The band, based in Olympia, Washington, released a demo in 2010 and a self-titled EP in 2011. Basing their core sound on the riffery and madness of Autopsy and Repulsion, they have evolved in time to develop their own sound. The group obviously spent time trimming the fat here, refusing to indulge in the mindless guitar wankery that populates other acts of the genre. These folks know their instruments, and they don't need to show off to get the job done. From start to finish, each song is short, terse, and stays just as long as it is needed.

Alone in the Grave opens with "Submit to Decay" as a statement of intent, and doesn't slow down from there. From the aforementioned opener with it's noisey groove, "Strange Obsession" keeps the momentum going with drummer/vocalist Mitchell Martin bellowing and pounding his way through the tandem violence of guitarists Chase Slaker and Rusty Graff. The short-fused riff that starts off "Death and Dismemberment" quickly explodes into a barrage of classic riffage and scourging vocals. The tempo changes the band wields come to a head at the closer, "Tied to the Stake", but it doesn't feel out of place, and is one of the more memorable final tracks in recent memory.

Throughout the album, it's hard not to notice the other elements influencing their sound. There are some punk, hardcore, and grind moments on Alone in the Grave that stand out for the briefest of seconds before devolving back into the signature maelstrom. The band isn't showing off their new obsession with other genres of music. They are simply allowing those roots and influences to show a little, and it adds to the albums intensity.
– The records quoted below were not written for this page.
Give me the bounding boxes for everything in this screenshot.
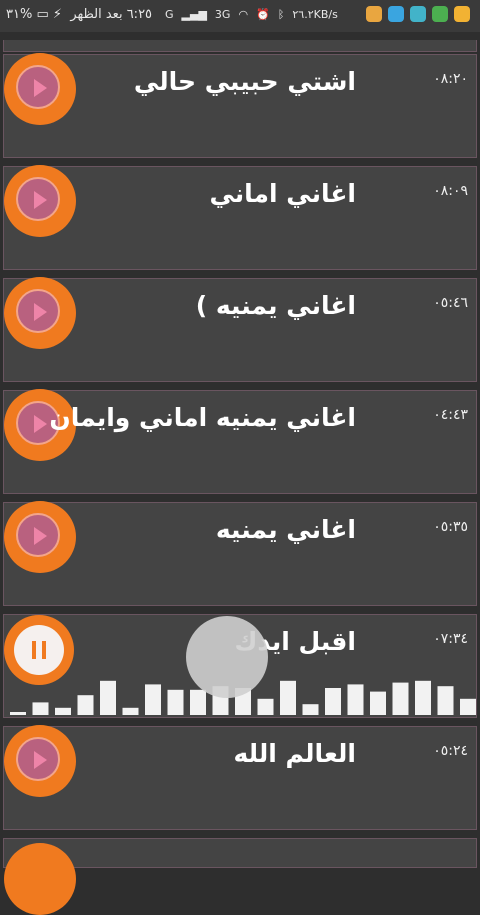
app-icon-2 xyxy=(388,6,404,22)
track-duration: ٠٥:٤٦ xyxy=(433,295,468,311)
visualizer-bar xyxy=(190,689,206,715)
net-speed: ٢٦.٢KB/s xyxy=(292,8,338,21)
visualizer-bar xyxy=(145,684,161,715)
visualizer-bar xyxy=(10,712,26,715)
alarm-icon: ⏰ xyxy=(256,8,270,21)
track-duration: ٠٥:٢٤ xyxy=(433,743,468,759)
play-icon xyxy=(16,737,60,781)
list-item-partial-bottom xyxy=(3,838,477,915)
charging-icon: ⚡ xyxy=(52,7,63,22)
signal-label-b: 3G xyxy=(214,8,231,21)
visualizer-bar xyxy=(437,686,454,715)
signal-icon: ▂▄▆ xyxy=(181,8,207,21)
visualizer-bar xyxy=(122,707,139,715)
track-duration: ٠٨:٠٩ xyxy=(433,183,468,199)
track-title: اغاني يمنيه ) xyxy=(195,291,356,320)
app-icon-3 xyxy=(410,6,426,22)
app-icon-1 xyxy=(366,6,382,22)
play-button[interactable] xyxy=(4,53,76,125)
status-time: ٦:٢٥ بعد الظهر xyxy=(70,7,153,22)
visualizer-bar xyxy=(280,680,296,715)
status-bar: ٦:٢٥ بعد الظهر ⚡ ▭ %٣١ G ▂▄▆ 3G ◠ ⏰ ᛒ ٢٦… xyxy=(0,0,480,32)
visualizer-bar xyxy=(100,680,116,715)
visualizer-bar xyxy=(415,680,431,715)
track-row[interactable]: اغاني يمنيه اماني وايمان ٠٤:٤٣ xyxy=(3,389,477,494)
visualizer-bar xyxy=(347,684,364,715)
touch-ripple xyxy=(186,616,268,698)
track-row[interactable]: اغاني يمنيه ٠٥:٣٥ xyxy=(3,501,477,606)
visualizer-bar xyxy=(460,698,476,715)
track-row[interactable]: اغاني يمنيه ) ٠٥:٤٦ xyxy=(3,277,477,382)
track-row[interactable]: العالم الله ٠٥:٢٤ xyxy=(3,725,477,830)
play-button[interactable] xyxy=(4,165,76,237)
battery-icon: ▭ xyxy=(36,7,49,22)
visualizer-bar xyxy=(32,702,49,715)
play-button[interactable] xyxy=(4,725,76,797)
track-title: اغاني اماني xyxy=(209,179,356,208)
battery-percent: %٣١ xyxy=(6,7,33,22)
track-row[interactable]: اشتي حبيبي حالي ٠٨:٢٠ xyxy=(3,53,477,158)
status-left: ٦:٢٥ بعد الظهر ⚡ ▭ %٣١ xyxy=(6,7,152,22)
track-title: اشتي حبيبي حالي xyxy=(133,67,356,96)
track-title: اغاني يمنيه اماني وايمان xyxy=(49,403,356,432)
visualizer-bar xyxy=(325,688,341,715)
visualizer-bar xyxy=(302,704,319,715)
track-row[interactable]: اغاني اماني ٠٨:٠٩ xyxy=(3,165,477,270)
track-title: اغاني يمنيه xyxy=(215,515,356,544)
play-icon xyxy=(16,513,60,557)
list-item-partial-top xyxy=(3,40,477,52)
play-icon xyxy=(16,289,60,333)
play-button[interactable] xyxy=(4,501,76,573)
track-duration: ٠٧:٣٤ xyxy=(433,631,468,647)
track-title: العالم الله xyxy=(233,739,356,768)
signal-label-a: G xyxy=(165,8,174,21)
wifi-icon: ◠ xyxy=(238,8,249,21)
play-icon xyxy=(16,65,60,109)
status-app-icons xyxy=(366,6,470,22)
track-duration: ٠٥:٣٥ xyxy=(433,519,468,535)
app-icon-4 xyxy=(432,6,448,22)
visualizer-bar xyxy=(257,698,274,715)
visualizer-bar xyxy=(55,707,71,715)
visualizer-bar xyxy=(77,695,94,715)
track-duration: ٠٤:٤٣ xyxy=(433,407,468,423)
play-icon xyxy=(16,177,60,221)
app-icon-5 xyxy=(454,6,470,22)
bluetooth-icon: ᛒ xyxy=(277,8,285,21)
play-button[interactable] xyxy=(4,277,76,349)
visualizer-bar xyxy=(370,691,386,715)
status-icons: G ▂▄▆ 3G ◠ ⏰ ᛒ ٢٦.٢KB/s xyxy=(165,8,338,21)
visualizer-bar xyxy=(167,689,184,715)
visualizer-bar xyxy=(392,682,409,715)
track-duration: ٠٨:٢٠ xyxy=(433,71,468,87)
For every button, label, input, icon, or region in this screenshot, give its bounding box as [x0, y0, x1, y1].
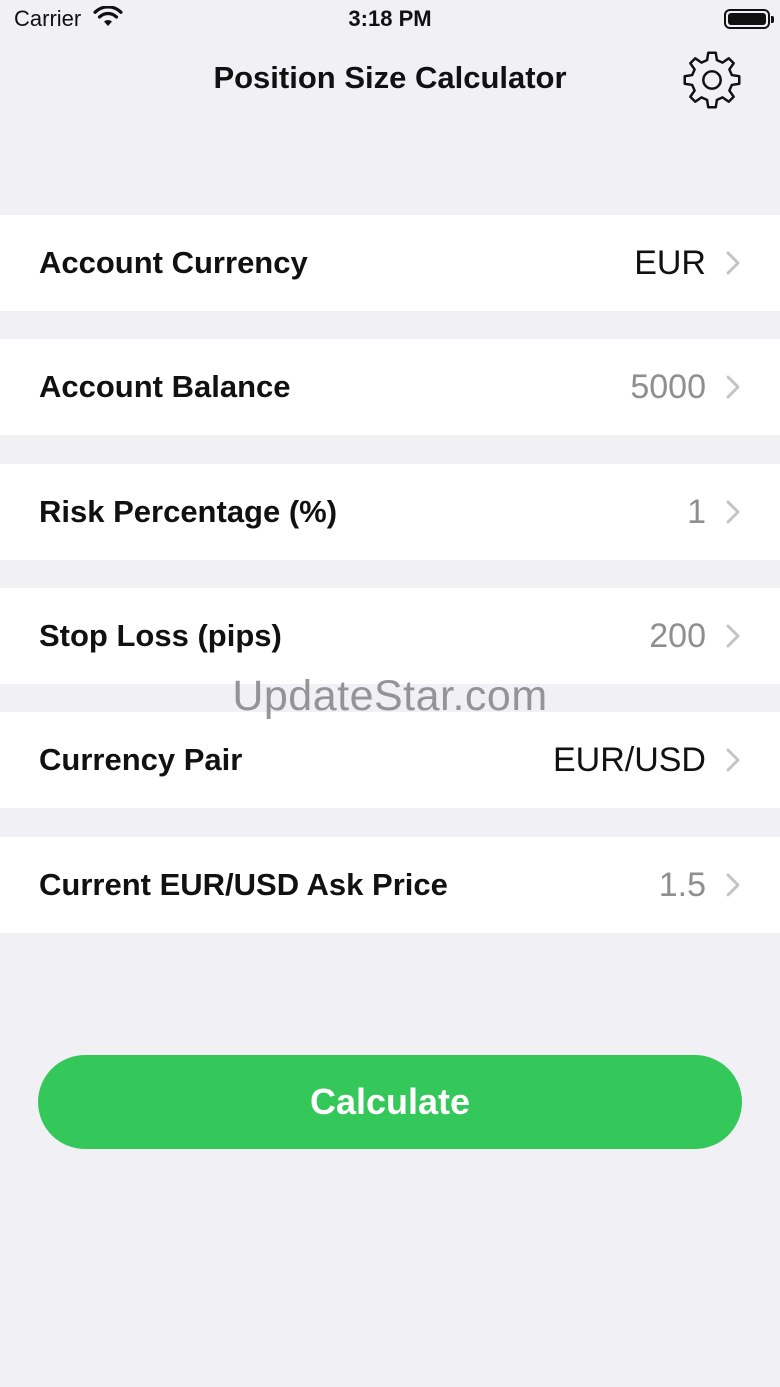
screen: Carrier 3:18 PM Position Size Calculator… — [0, 0, 780, 1387]
chevron-right-icon — [726, 251, 740, 275]
stop-loss-row[interactable]: Stop Loss (pips) 200 — [0, 588, 780, 684]
account-currency-row[interactable]: Account Currency EUR — [0, 215, 780, 311]
chevron-right-icon — [726, 500, 740, 524]
account-balance-label: Account Balance — [39, 369, 291, 404]
currency-pair-row[interactable]: Currency Pair EUR/USD — [0, 712, 780, 808]
account-balance-row[interactable]: Account Balance 5000 — [0, 339, 780, 435]
chevron-right-icon — [726, 375, 740, 399]
stop-loss-value: 200 — [649, 617, 706, 655]
battery-icon — [724, 9, 774, 29]
status-bar: Carrier 3:18 PM — [0, 0, 780, 40]
risk-percentage-value: 1 — [687, 493, 706, 531]
risk-percentage-row[interactable]: Risk Percentage (%) 1 — [0, 464, 780, 560]
ask-price-row[interactable]: Current EUR/USD Ask Price 1.5 — [0, 837, 780, 933]
clock: 3:18 PM — [348, 6, 432, 31]
chevron-right-icon — [726, 873, 740, 897]
account-currency-label: Account Currency — [39, 245, 308, 280]
currency-pair-value: EUR/USD — [552, 741, 706, 779]
settings-button[interactable] — [678, 46, 746, 114]
chevron-right-icon — [726, 624, 740, 648]
chevron-right-icon — [726, 748, 740, 772]
ask-price-value: 1.5 — [658, 866, 706, 904]
calculate-button[interactable]: Calculate — [38, 1055, 742, 1149]
account-balance-value: 5000 — [630, 368, 706, 406]
page-title: Position Size Calculator — [213, 60, 567, 95]
stop-loss-label: Stop Loss (pips) — [39, 618, 282, 653]
currency-pair-label: Currency Pair — [39, 742, 243, 777]
gear-icon — [683, 51, 741, 109]
account-currency-value: EUR — [634, 244, 706, 282]
risk-percentage-label: Risk Percentage (%) — [39, 494, 338, 529]
ask-price-label: Current EUR/USD Ask Price — [39, 867, 448, 902]
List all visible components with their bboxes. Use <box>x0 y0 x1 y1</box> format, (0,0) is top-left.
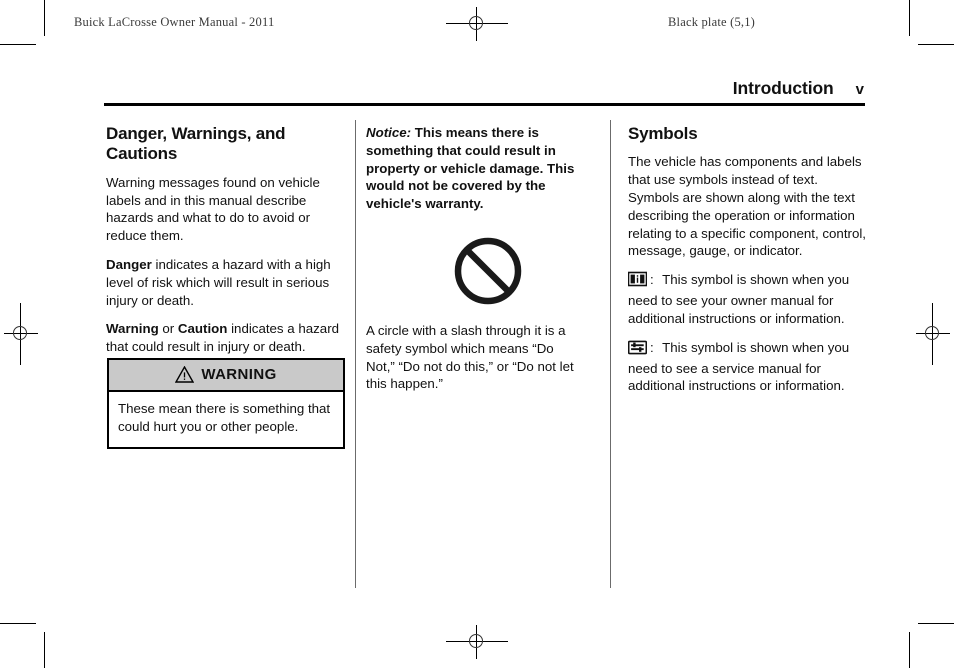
registration-crosshair-icon-top <box>446 7 508 41</box>
warning-box-title: WARNING <box>201 366 277 383</box>
page-title: Introduction <box>732 78 834 98</box>
owner-manual-symbol-separator: : <box>650 272 654 288</box>
warning-triangle-icon <box>175 366 195 383</box>
service-manual-symbol-text: This symbol is shown when you need to se… <box>628 339 850 394</box>
registration-crosshair-icon-bottom <box>446 625 508 659</box>
term-conjunction: or <box>158 321 178 337</box>
header-rule <box>104 103 865 106</box>
warning-callout-box: WARNING These mean there is something th… <box>107 358 345 449</box>
crop-mark-bottom-right-vertical <box>909 632 910 668</box>
term-warning: Warning <box>106 321 159 337</box>
term-danger: Danger <box>106 257 152 273</box>
column-middle-caption: A circle with a slash through it is a sa… <box>366 322 581 393</box>
crop-mark-bottom-left-vertical <box>44 632 45 668</box>
crop-mark-top-left-vertical <box>44 0 45 36</box>
registration-crosshair-icon-left <box>4 303 38 365</box>
crop-mark-top-right-vertical <box>909 0 910 36</box>
crop-mark-bottom-left-horizontal <box>0 623 36 624</box>
term-caution: Caution <box>177 321 228 337</box>
owner-manual-symbol-text: This symbol is shown when you need to se… <box>628 272 850 326</box>
paragraph-notice: Notice: This means there is something th… <box>366 124 581 213</box>
column-right: Symbols The vehicle has components and l… <box>627 124 871 395</box>
circle-slash-icon <box>452 235 524 307</box>
heading-danger-warnings-cautions: Danger, Warnings, and Cautions <box>106 124 286 164</box>
paragraph-warning-caution-definition: Warning or Caution indicates a hazard th… <box>106 320 349 356</box>
paragraph-circle-slash-caption: A circle with a slash through it is a sa… <box>366 323 574 392</box>
notice-label: Notice: <box>366 125 412 140</box>
paragraph-symbols-intro: The vehicle has components and labels th… <box>628 154 866 259</box>
registration-crosshair-icon-right <box>916 303 950 365</box>
paragraph-owner-manual-symbol: : This symbol is shown when you need to … <box>627 271 871 327</box>
paragraph-danger-definition: Danger indicates a hazard with a high le… <box>106 256 349 309</box>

Lyrically and thematically, the usual tales of serial killers and violent death are there, but it's done with an almost Church of Misery type of worship, making it stand out a little from the average death metal album.

The only thing lacking sonically on this performance is the vocals. They don't cut through the chaos around them, and it's a shame, because drummers that do dual duty as vocalists are heroes to me. Bias? Yes, but whether it was the mix or the performance, hopefully they'll put the vocals up front next time. Small bits of criticism for an otherwise excellent album. Bone Sickness are full of rot, decay, and host-devouring organisms. Catch them live and check out the album, because when they explode, it's going to be messy.

Alone in the Grave was released by 20 Buck Spin on April 30.